Guess what the great man did after reminding the world that he was still the fastest man on the planet? He went and partied until well past three in the morning with three Swedish female handball players. Wow, you might ask, with the 200 metres coming up? Either it is a show of supreme confidence or Usain Bolt is just human, like you and me ... well not exactly, but you get the drift. But look at it this way, the race was run at 9.50pm. It might have taken just 9.63 seconds for Bolt to crush the pretenders to his throne, but it took a tad longer for him to get past the press.
He had to run the gamut of the world's media waiting for a quick soundbite - and they wouldn't have allowed him to get away in under 10 seconds - and then also attend the mandatory post-race press conference. The adrenaline would still have been coursing through his body even a couple of hours later when he got back to the Athletes' Village, where he was mobbed by his fellow athletes and fans. Among them were Gabriella, Isabelle and Jamina, three Swedes who wanted to explain to Bolt the finer points of handball.
He might be the quickest human being on Earth but he allowed himself to be caught up by these lovelies and the party began in earnest. It is typical of Bolt. While the accepted practice would have been to put on hold all the partying until after the 200 metres final was run tomorrow and the relay on Saturday, he is anything but conventional.
Yet, he has placed a lot of emphasis on the 200m, saying that only if he wins it can he lay claim to be the GOAT - greatest of all time. Undoubtedly he is already well on his way to being regarded as the greatest sprinter the world has seen because the defence of his 100-metres gold won in Beijing is the first time any athlete has done it on the track.
Carl Lewis also won successive Olympic golds in the 100 metres, but his second gold was a result of Ben Johnson being stripped off the prize after testing positive for drugs a few days after the race was run at the Seoul Olympics in 1988. Now Bolt is attempting to defend the 200m gold medal he won four years ago. The only obstacle in his way is fellow Jamaican Yohan Blake, the only runner to beat Bolt in recent months in both sprint races.
Bolt and Blake has a nice ring to it. It looks like the rest of the field will be running for bronze as they did on Sunday. It was an electrifying atmosphere made even more pulsating by the raucous 80,000 fans, nearly all of whom were behind Bolt.

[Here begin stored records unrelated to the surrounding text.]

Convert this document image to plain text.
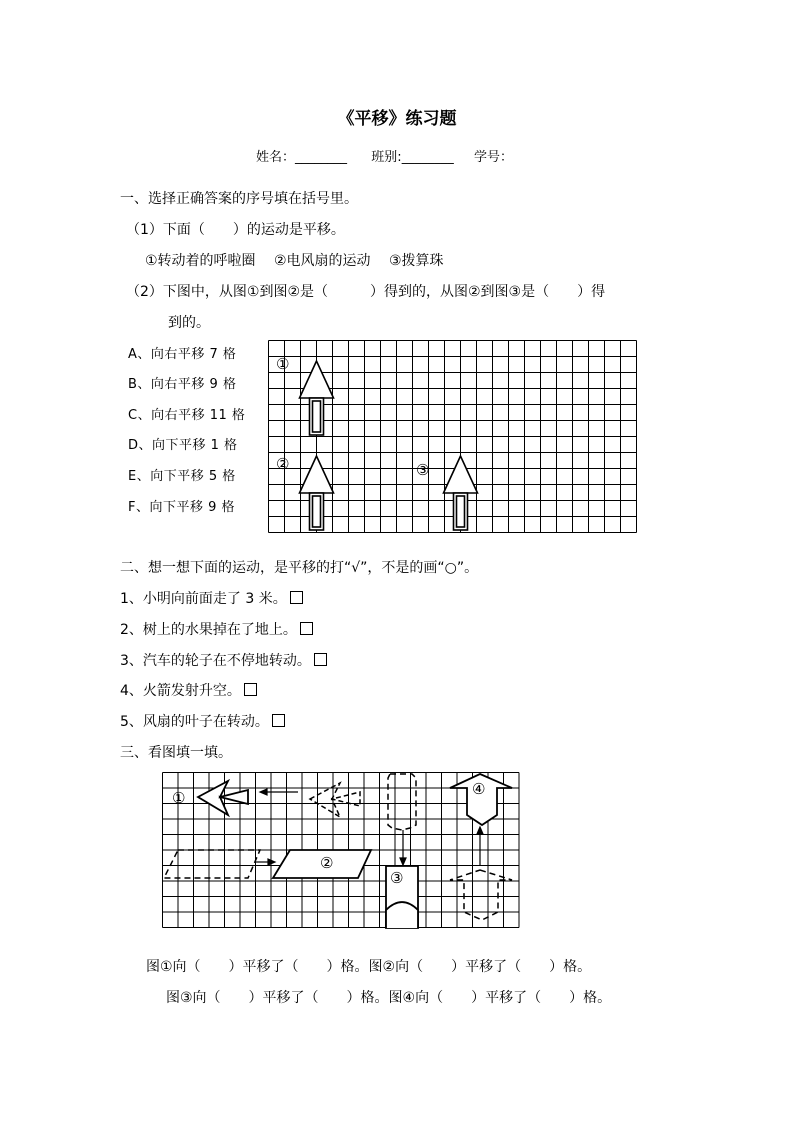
《平移》练习题
姓名：________ 班别:________ 学号：
一、选择正确答案的序号填在括号里。
（1）下面（　　）的运动是平移。
①转动着的呼啦圈　 ②电风扇的运动　 ③拨算珠
（2）下图中，从图①到图②是（　　　）得到的，从图②到图③是（　　）得
到的。
A、向右平移 7 格
B、向右平移 9 格
C、向右平移 11 格
D、向下平移 1 格
E、向下平移 5 格
F、向下平移 9 格
①
②	③
二、想一想下面的运动，是平移的打“√”，不是的画“○”。
1、小明向前面走了 3 米。
2、树上的水果掉在了地上。
3、汽车的轮子在不停地转动。
4、火箭发射升空。
5、风扇的叶子在转动。
三、看图填一填。
③
④
②
①
图①向（　　）平移了（　　）格。图②向（　　）平移了（　　）格。
图③向（　　）平移了（　　）格。图④向（　　）平移了（　　）格。
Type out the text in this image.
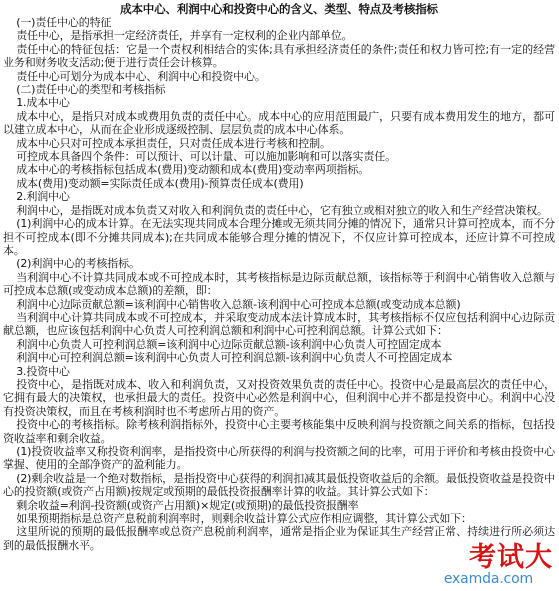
成本中心、利润中心和投资中心的含义、类型、特点及考核指标

(一)责任中心的特征

责任中心，是指承担一定经济责任，并享有一定权利的企业内部单位。

责任中心的特征包括：它是一个责权利相结合的实体;具有承担经济责任的条件;责任和权力皆可控;有一定的经营业务和财务收支活动;便于进行责任会计核算。

责任中心可划分为成本中心、利润中心和投资中心。

(二)责任中心的类型和考核指标

1.成本中心

成本中心，是指只对成本或费用负责的责任中心。成本中心的应用范围最广，只要有成本费用发生的地方，都可以建立成本中心，从而在企业形成逐级控制、层层负责的成本中心体系。

成本中心只对可控成本承担责任，只对责任成本进行考核和控制。

可控成本具备四个条件：可以预计、可以计量、可以施加影响和可以落实责任。

成本中心的考核指标包括成本(费用)变动额和成本(费用)变动率两项指标。

成本(费用)变动额=实际责任成本(费用)-预算责任成本(费用)

2.利润中心

利润中心，是指既对成本负责又对收入和利润负责的责任中心，它有独立或相对独立的收入和生产经营决策权。

(1)利润中心的成本计算。在无法实现共同成本合理分摊或无须共同分摊的情况下，通常只计算可控成本，而不分担不可控成本(即不分摊共同成本);在共同成本能够合理分摊的情况下，不仅应计算可控成本，还应计算不可控成本。

(2)利润中心的考核指标。

当利润中心不计算共同成本或不可控成本时，其考核指标是边际贡献总额，该指标等于利润中心销售收入总额与可控成本总额(或变动成本总额)的差额，即：

利润中心边际贡献总额=该利润中心销售收入总额-该利润中心可控成本总额(或变动成本总额)

当利润中心计算共同成本或不可控成本，并采取变动成本法计算成本时，其考核指标不仅应包括利润中心边际贡献总额，也应该包括利润中心负责人可控利润总额和利润中心可控利润总额。计算公式如下：

利润中心负责人可控利润总额=该利润中心边际贡献总额-该利润中心负责人可控固定成本

利润中心可控利润总额=该利润中心负责人可控利润总额-该利润中心负责人不可控固定成本

3.投资中心

投资中心，是指既对成本、收入和利润负责，又对投资效果负责的责任中心。投资中心是最高层次的责任中心，它拥有最大的决策权，也承担最大的责任。投资中心必然是利润中心，但利润中心并不都是投资中心。利润中心没有投资决策权，而且在考核利润时也不考虑所占用的资产。

投资中心的考核指标。除考核利润指标外，投资中心主要考核能集中反映利润与投资额之间关系的指标，包括投资收益率和剩余收益。

(1)投资收益率又称投资利润率，是指投资中心所获得的利润与投资额之间的比率，可用于评价和考核由投资中心掌握、使用的全部净资产的盈利能力。

(2)剩余收益是一个绝对数指标，是指投资中心获得的利润扣减其最低投资收益后的余额。最低投资收益是投资中心的投资额(或资产占用额)按规定或预期的最低投资报酬率计算的收益。其计算公式如下：

剩余收益=利润-投资额(或资产占用额)×规定(或预期)的最低投资报酬率

如果预期指标是总资产息税前利润率时，则剩余收益计算公式应作相应调整，其计算公式如下：

这里所说的预期的最低报酬率或总资产息税前利润率，通常是指企业为保证其生产经营正常、持续进行所必须达到的最低报酬水平。	考试大
examda.com
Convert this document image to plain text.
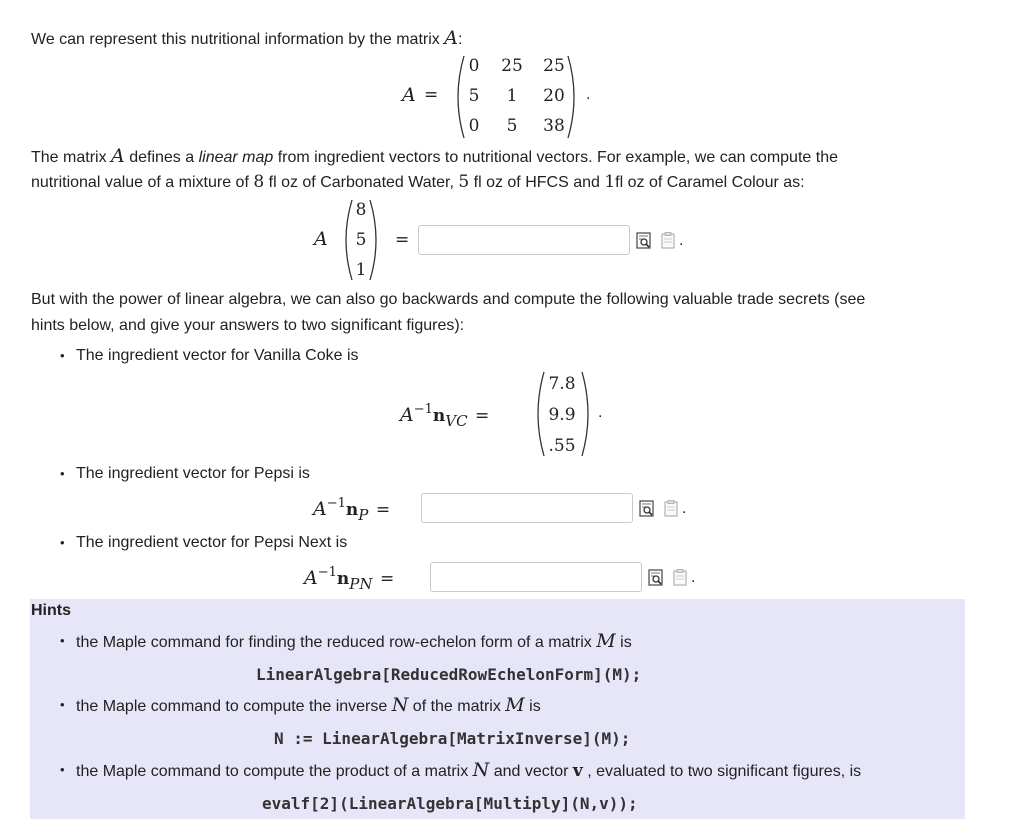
We can represent this nutritional information by the matrix A:
A =
0	25	25
5	1	20
0	5	38
.
The matrix A defines a linear map from ingredient vectors to nutritional vectors. For example, we can compute the
nutritional value of a mixture of 8 fl oz of Carbonated Water, 5 fl oz of HFCS and 1fl oz of Caramel Colour as:
A
8
5
1
=	.
But with the power of linear algebra, we can also go backwards and compute the following valuable trade secrets (see
hints below, and give your answers to two significant figures):
• The ingredient vector for Vanilla Coke is
$A^{-1}nVC$ =
7.8
9.9
.55
.
• The ingredient vector for Pepsi is
$A^{-1}nP$ =	.
• The ingredient vector for Pepsi Next is
$A^{-1}nPN$ =	.
Hints
• the Maple command for finding the reduced row-echelon form of a matrix M is
LinearAlgebra[ReducedRowEchelonForm](M);
• the Maple command to compute the inverse N of the matrix M is
N := LinearAlgebra[MatrixInverse](M);
• the Maple command to compute the product of a matrix N and vector v , evaluated to two significant figures, is
evalf[2](LinearAlgebra[Multiply](N,v));
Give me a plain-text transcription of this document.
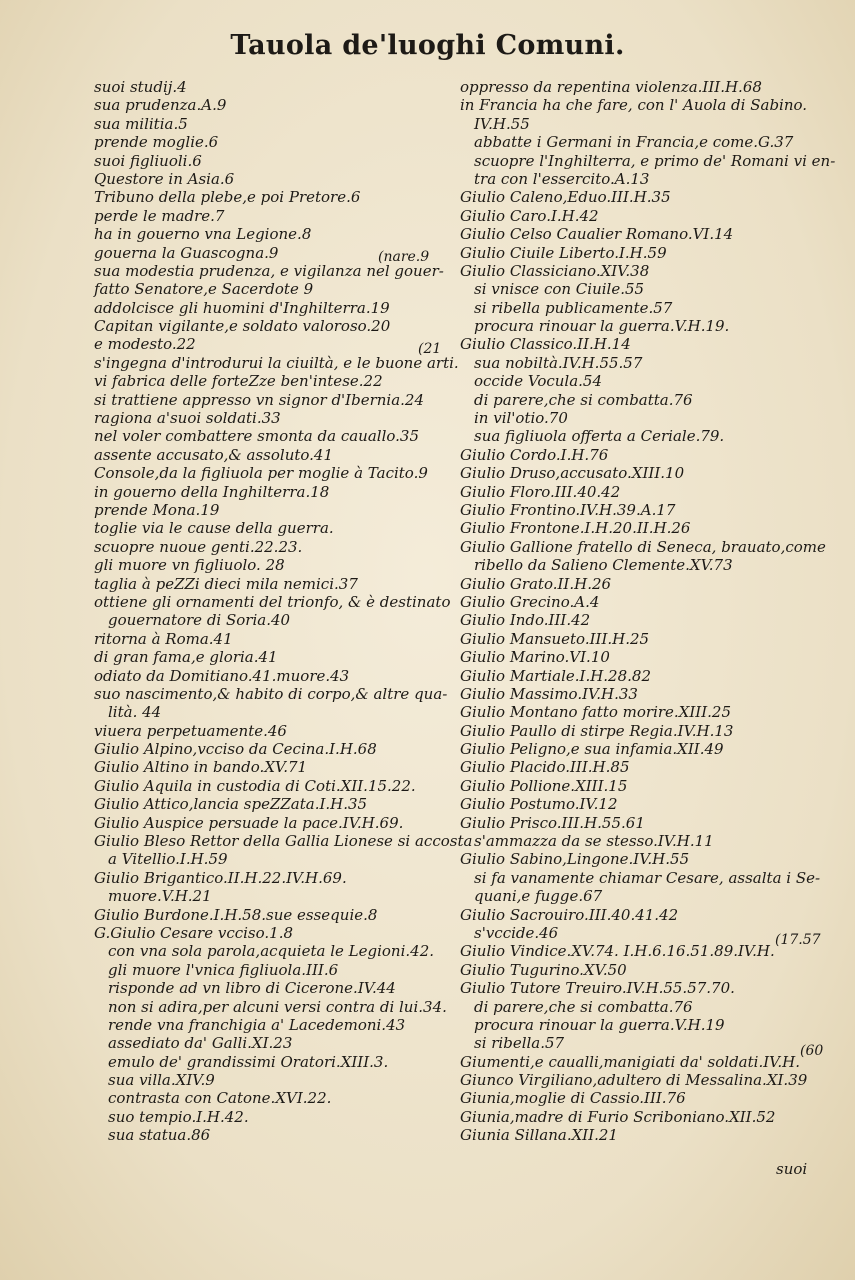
Tauola de'luoghi Comuni.
suoi studij.4
sua prudenza.A.9
sua militia.5
prende moglie.6
suoi figliuoli.6
Questore in Asia.6
Tribuno della plebe,e poi Pretore.6
perde le madre.7
ha in gouerno vna Legione.8
gouerna la Guascogna.9
sua modestia prudenza, e vigilanza nel gouer-
fatto Senatore,e Sacerdote 9
addolcisce gli huomini d'Inghilterra.19
Capitan vigilante,e soldato valoroso.20
e modesto.22
s'ingegna d'introdurui la ciuiltà, e le buone arti.
vi fabrica delle forteZze ben'intese.22
si trattiene appresso vn signor d'Ibernia.24
ragiona a'suoi soldati.33
nel voler combattere smonta da cauallo.35
assente accusato,& assoluto.41
Console,da la figliuola per moglie à Tacito.9
in gouerno della Inghilterra.18
prende Mona.19
toglie via le cause della guerra.
scuopre nuoue genti.22.23.
gli muore vn figliuolo. 28
taglia à peZZi dieci mila nemici.37
ottiene gli ornamenti del trionfo, & è destinato
gouernatore di Soria.40
ritorna à Roma.41
di gran fama,e gloria.41
odiato da Domitiano.41.muore.43
suo nascimento,& habito di corpo,& altre qua-
lità. 44
viuera perpetuamente.46
Giulio Alpino,vcciso da Cecina.I.H.68
Giulio Altino in bando.XV.71
Giulio Aquila in custodia di Coti.XII.15.22.
Giulio Attico,lancia speZZata.I.H.35
Giulio Auspice persuade la pace.IV.H.69.
Giulio Bleso Rettor della Gallia Lionese si accosta
a Vitellio.I.H.59
Giulio Brigantico.II.H.22.IV.H.69.
muore.V.H.21
Giulio Burdone.I.H.58.sue essequie.8
G.Giulio Cesare vcciso.1.8
con vna sola parola,acquieta le Legioni.42.
gli muore l'vnica figliuola.III.6
risponde ad vn libro di Cicerone.IV.44
non si adira,per alcuni versi contra di lui.34.
rende vna franchigia a' Lacedemoni.43
assediato da' Galli.XI.23
emulo de' grandissimi Oratori.XIII.3.
sua villa.XIV.9
contrasta con Catone.XVI.22.
suo tempio.I.H.42.
sua statua.86
oppresso da repentina violenza.III.H.68
in Francia ha che fare, con l' Auola di Sabino.
IV.H.55
abbatte i Germani in Francia,e come.G.37
scuopre l'Inghilterra, e primo de' Romani vi en-
tra con l'essercito.A.13
Giulio Caleno,Eduo.III.H.35
Giulio Caro.I.H.42
Giulio Celso Caualier Romano.VI.14
Giulio Ciuile Liberto.I.H.59
Giulio Classiciano.XIV.38
si vnisce con Ciuile.55
si ribella publicamente.57
procura rinouar la guerra.V.H.19.
Giulio Classico.II.H.14
sua nobiltà.IV.H.55.57
occide Vocula.54
di parere,che si combatta.76
in vil'otio.70
sua figliuola offerta a Ceriale.79.
Giulio Cordo.I.H.76
Giulio Druso,accusato.XIII.10
Giulio Floro.III.40.42
Giulio Frontino.IV.H.39.A.17
Giulio Frontone.I.H.20.II.H.26
Giulio Gallione fratello di Seneca, brauato,come
ribello da Salieno Clemente.XV.73
Giulio Grato.II.H.26
Giulio Grecino.A.4
Giulio Indo.III.42
Giulio Mansueto.III.H.25
Giulio Marino.VI.10
Giulio Martiale.I.H.28.82
Giulio Massimo.IV.H.33
Giulio Montano fatto morire.XIII.25
Giulio Paullo di stirpe Regia.IV.H.13
Giulio Pelignо,e sua infamia.XII.49
Giulio Placido.III.H.85
Giulio Pollione.XIII.15
Giulio Postumo.IV.12
Giulio Prisco.III.H.55.61
s'ammazza da se stesso.IV.H.11
Giulio Sabino,Lingone.IV.H.55
si fa vanamente chiamar Cesare, assalta i Se-
quani,e fugge.67
Giulio Sacrouiro.III.40.41.42
s'vccide.46
Giulio Vindice.XV.74. I.H.6.16.51.89.IV.H.
Giulio Tugurino.XV.50
Giulio Tutore Treuiro.IV.H.55.57.70.
di parere,che si combatta.76
procura rinouar la guerra.V.H.19
si ribella.57
Giumenti,e caualli,manigiati da' soldati.IV.H.
Giunco Virgiliano,adultero di Messalina.XI.39
Giunia,moglie di Cassio.III.76
Giunia,madre di Furio Scriboniano.XII.52
Giunia Sillana.XII.21
(nare.9
(21
(17.57
(60
suoi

The crowds have sportingly cheered all athletes but have reserved their loudest cheer for their own British stars. This was not the case as far as Bolt was concerned. Everyone, unabashedly, seemed to be in his corner as they raised the roof. And the great man loved every bit of it, showboating in front of the TV cameras as he mimicked a deejay spinning tracks with his fingers.
The race was almost disrupted by a drunken fan who threw a beer bottle on to the track as the athletes were getting ready to face the starting pistol. Luckily they were not distracted and the race got underway as the yob was spirited out of the stadium by security guards.
But poor Dutch judo bronze medallist Edith Bosch, who like many other athletes, including LeBron James and his NBA colleagues, had turned up to watch Bolt, missed the race. Bosch, who was seated close to the drunk, hit him but cursed that by the time she had turned around, the race was over.
She wrote on Twitter: 'A drunken guest throws a bottle of beer on the track! I have beaten him ... unbelievable! I also missed the 100m %&#%* grrrrr.'
This is the biggest problem with these sprint races, you get distracted for 9.63 seconds and bang, the race is over.
Thankfully there were no drunken yobs in the press area, only a lot of highly stressed people who were tearing their hair out having to meet deadlines around the world.
I'm sure the new crop of babies born in Kingston General Hospital on Sunday after the race had been run would have been named Usain or Bolt. It is the normal practice, in the hope that some of the greatness will rub off. Even royalty is not immune to this practice. Prince Harry has revealed to owning a share in Usain Colt, a promising young racehorse. But last Saturday, the same day his namesake comfortably won his 100m heats, Usain Colt finished eighth in the 2.20pm at Newmarket.
Things can go wrong sometimes. This was no lightning colt.